While the FDA has not approved injectable corticosteroids for use through epidural injection, the products continue to be used off-label.
In April, after reviewing the medical literature and its own adverse event database, the FDA ordered a label warning for epidural injections to include the risks of severe adverse events (death, stroke, permanent blindness, and paralysis).
While these events are considered rare, the agent said the severity of potential outcomes warranted a written caution. The agency advised healthcare providers to discuss the risk of these injections with their patients, as well as signs of potential adverse neurological effects, including loss of vision, numbness, tingling, severe headaches, or seizures.
In October, the FDA’s department of pharmacovigilance published a review of injectable steroids that included records from its adverse events database. A summary of its findings was included in the briefing documents released in advance of this week’s meeting.
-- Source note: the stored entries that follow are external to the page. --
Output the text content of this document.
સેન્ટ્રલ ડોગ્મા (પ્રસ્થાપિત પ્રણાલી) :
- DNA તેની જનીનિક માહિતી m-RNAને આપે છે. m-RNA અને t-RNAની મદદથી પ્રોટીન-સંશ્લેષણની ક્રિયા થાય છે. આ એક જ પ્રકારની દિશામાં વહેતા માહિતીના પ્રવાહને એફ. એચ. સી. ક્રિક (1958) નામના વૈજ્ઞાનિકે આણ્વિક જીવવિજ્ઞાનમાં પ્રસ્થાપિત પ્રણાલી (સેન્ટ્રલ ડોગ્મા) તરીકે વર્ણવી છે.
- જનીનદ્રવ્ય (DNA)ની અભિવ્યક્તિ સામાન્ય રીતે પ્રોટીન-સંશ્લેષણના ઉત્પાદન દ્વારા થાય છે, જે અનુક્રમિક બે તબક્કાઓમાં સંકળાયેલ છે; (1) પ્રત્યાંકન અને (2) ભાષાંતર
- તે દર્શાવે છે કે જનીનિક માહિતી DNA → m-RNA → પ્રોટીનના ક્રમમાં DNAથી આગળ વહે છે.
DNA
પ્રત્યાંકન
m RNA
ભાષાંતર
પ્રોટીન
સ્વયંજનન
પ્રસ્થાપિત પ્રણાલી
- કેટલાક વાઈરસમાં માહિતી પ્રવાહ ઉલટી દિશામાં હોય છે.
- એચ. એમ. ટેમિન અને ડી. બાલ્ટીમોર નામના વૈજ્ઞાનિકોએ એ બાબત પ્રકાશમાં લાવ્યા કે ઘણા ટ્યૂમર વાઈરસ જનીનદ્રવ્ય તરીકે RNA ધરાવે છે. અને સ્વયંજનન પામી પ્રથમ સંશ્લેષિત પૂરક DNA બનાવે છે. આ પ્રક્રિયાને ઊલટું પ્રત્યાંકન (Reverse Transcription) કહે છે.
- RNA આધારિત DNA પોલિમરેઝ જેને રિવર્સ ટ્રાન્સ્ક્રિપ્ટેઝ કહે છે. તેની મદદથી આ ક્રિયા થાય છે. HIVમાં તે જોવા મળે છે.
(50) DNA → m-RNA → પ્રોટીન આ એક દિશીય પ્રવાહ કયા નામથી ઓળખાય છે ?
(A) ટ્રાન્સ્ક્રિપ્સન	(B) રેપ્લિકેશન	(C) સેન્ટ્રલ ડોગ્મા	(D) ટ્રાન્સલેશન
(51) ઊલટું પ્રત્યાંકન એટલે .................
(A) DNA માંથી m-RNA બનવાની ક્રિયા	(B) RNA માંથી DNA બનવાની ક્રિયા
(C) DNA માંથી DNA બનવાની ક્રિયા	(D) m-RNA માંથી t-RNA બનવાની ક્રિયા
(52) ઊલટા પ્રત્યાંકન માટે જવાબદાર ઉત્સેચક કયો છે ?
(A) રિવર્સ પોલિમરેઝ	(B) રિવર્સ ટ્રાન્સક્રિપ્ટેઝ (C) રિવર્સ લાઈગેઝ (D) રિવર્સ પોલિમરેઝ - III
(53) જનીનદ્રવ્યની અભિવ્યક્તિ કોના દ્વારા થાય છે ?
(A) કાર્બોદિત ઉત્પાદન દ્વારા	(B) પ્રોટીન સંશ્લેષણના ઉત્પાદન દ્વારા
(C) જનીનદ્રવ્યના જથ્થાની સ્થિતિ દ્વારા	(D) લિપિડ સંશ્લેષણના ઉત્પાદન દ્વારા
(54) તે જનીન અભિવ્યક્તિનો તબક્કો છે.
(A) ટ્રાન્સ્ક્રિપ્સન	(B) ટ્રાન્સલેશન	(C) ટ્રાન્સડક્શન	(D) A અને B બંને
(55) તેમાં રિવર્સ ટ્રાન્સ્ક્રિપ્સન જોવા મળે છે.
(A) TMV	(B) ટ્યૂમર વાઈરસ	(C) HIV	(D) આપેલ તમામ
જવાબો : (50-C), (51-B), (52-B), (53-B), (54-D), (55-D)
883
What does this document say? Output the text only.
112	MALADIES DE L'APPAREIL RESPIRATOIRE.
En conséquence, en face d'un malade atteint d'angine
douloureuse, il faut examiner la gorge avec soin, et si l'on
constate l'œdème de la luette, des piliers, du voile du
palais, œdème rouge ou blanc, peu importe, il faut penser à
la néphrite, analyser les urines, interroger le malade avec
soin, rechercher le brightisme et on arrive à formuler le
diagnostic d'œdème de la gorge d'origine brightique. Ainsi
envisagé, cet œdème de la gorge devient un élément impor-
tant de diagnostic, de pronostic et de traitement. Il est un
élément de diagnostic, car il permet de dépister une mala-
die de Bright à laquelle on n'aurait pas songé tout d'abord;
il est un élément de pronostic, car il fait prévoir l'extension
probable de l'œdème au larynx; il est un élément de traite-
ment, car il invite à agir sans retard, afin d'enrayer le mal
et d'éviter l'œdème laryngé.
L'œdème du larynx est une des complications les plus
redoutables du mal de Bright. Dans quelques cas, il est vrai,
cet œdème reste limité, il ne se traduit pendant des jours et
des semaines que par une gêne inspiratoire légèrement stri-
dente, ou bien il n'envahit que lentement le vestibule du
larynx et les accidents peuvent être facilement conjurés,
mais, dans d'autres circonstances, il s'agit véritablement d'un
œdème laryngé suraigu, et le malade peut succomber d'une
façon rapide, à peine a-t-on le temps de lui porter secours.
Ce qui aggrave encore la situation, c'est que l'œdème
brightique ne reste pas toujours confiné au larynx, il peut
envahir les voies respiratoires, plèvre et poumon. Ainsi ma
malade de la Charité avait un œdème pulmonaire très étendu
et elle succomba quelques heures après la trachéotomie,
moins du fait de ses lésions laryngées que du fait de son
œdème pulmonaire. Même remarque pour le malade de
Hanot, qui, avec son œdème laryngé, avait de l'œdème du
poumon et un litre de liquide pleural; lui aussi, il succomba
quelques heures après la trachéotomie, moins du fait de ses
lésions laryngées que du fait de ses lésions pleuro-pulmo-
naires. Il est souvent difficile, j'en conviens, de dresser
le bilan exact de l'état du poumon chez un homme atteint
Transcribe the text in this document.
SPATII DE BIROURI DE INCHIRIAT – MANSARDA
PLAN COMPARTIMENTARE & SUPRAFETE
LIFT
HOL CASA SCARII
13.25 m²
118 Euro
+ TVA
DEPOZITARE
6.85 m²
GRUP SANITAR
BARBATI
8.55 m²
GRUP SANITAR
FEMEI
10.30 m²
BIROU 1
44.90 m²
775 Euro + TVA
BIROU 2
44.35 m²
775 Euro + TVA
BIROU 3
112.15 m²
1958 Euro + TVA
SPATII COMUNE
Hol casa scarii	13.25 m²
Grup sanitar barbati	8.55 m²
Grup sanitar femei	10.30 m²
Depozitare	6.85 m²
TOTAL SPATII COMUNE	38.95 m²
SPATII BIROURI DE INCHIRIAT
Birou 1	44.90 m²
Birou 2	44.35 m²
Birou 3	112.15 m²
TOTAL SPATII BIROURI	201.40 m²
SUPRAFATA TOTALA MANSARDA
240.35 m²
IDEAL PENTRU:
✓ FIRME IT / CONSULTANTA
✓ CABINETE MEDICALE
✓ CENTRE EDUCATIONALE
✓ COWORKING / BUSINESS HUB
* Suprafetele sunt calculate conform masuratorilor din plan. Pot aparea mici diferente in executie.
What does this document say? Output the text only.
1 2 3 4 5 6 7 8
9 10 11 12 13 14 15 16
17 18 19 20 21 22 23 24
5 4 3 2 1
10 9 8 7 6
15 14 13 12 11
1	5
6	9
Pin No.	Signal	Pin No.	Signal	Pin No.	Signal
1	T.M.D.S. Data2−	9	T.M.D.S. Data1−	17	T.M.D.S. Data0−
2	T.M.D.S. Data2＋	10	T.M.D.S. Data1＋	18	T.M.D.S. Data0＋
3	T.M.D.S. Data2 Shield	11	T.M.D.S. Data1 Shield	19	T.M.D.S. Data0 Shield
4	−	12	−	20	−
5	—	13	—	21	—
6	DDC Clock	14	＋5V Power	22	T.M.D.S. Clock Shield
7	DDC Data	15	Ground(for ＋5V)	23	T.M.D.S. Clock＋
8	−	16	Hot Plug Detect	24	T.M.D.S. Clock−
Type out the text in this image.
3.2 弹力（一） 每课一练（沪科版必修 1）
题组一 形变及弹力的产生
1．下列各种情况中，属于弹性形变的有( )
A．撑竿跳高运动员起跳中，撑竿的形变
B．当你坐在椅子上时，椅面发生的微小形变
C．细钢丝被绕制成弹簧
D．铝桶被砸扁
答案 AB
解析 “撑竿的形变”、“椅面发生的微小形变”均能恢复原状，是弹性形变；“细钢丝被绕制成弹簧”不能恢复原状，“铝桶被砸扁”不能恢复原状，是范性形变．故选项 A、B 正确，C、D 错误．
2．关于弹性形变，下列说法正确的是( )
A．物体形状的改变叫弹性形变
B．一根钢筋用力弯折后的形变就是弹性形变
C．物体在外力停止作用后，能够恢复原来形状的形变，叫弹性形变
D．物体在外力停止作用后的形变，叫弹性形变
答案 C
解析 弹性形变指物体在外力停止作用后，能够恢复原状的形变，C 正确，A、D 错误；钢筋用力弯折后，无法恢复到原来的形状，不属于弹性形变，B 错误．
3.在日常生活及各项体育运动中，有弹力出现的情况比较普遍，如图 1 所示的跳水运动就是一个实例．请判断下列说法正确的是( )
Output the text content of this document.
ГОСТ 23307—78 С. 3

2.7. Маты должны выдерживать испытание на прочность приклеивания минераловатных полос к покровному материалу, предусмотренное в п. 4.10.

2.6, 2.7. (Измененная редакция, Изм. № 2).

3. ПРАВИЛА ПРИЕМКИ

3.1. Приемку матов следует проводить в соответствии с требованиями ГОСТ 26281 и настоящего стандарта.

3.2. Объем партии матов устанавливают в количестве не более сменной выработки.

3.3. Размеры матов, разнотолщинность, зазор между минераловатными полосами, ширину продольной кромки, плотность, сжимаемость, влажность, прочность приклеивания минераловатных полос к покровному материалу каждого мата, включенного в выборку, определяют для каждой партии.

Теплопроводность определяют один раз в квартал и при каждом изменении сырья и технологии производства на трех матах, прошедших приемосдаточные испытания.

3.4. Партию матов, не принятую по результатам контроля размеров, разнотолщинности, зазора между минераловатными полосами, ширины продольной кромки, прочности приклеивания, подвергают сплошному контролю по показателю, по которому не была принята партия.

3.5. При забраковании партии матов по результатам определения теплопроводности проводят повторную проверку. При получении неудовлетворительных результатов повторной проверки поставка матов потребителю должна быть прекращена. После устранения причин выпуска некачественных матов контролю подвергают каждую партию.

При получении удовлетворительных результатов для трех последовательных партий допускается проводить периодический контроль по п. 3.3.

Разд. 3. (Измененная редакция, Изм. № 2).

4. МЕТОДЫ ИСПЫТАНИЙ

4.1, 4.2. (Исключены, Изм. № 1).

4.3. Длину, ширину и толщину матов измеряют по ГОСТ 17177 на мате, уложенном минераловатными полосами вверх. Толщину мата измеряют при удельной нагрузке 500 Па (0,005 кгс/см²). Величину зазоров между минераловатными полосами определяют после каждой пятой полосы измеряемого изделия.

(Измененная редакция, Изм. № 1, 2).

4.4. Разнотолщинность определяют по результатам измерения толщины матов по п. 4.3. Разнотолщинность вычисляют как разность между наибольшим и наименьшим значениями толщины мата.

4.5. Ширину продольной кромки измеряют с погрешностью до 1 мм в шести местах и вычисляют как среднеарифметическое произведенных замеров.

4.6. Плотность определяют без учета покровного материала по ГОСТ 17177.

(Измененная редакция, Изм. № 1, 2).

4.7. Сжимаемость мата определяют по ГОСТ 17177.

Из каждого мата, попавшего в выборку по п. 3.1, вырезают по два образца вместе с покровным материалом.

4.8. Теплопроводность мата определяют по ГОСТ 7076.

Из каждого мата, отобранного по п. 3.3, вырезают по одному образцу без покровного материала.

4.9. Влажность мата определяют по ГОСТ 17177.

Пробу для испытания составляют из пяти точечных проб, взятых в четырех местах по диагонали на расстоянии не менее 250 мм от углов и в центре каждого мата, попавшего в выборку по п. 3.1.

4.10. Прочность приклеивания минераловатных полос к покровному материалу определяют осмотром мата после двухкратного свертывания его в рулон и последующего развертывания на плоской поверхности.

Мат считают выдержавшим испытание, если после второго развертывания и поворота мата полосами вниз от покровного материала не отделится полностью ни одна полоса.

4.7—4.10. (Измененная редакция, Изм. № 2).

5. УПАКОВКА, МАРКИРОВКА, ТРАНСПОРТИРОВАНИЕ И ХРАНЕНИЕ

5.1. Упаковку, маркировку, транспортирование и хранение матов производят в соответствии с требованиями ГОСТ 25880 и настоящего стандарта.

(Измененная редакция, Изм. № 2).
The briefing document is truly frightening and worth a look.
The department’s analysis found 131 cases of serious adverse neurological events including 41 cases of arachnoiditis — a chronic pain condition involving inflammation of membranes surrounding spinal cord nerves — after epidural injections.
The review also found “general consensus” that transforaminal injections into the opening of the spine where a nerve root exits were riskier than interlaminar or caudal injections.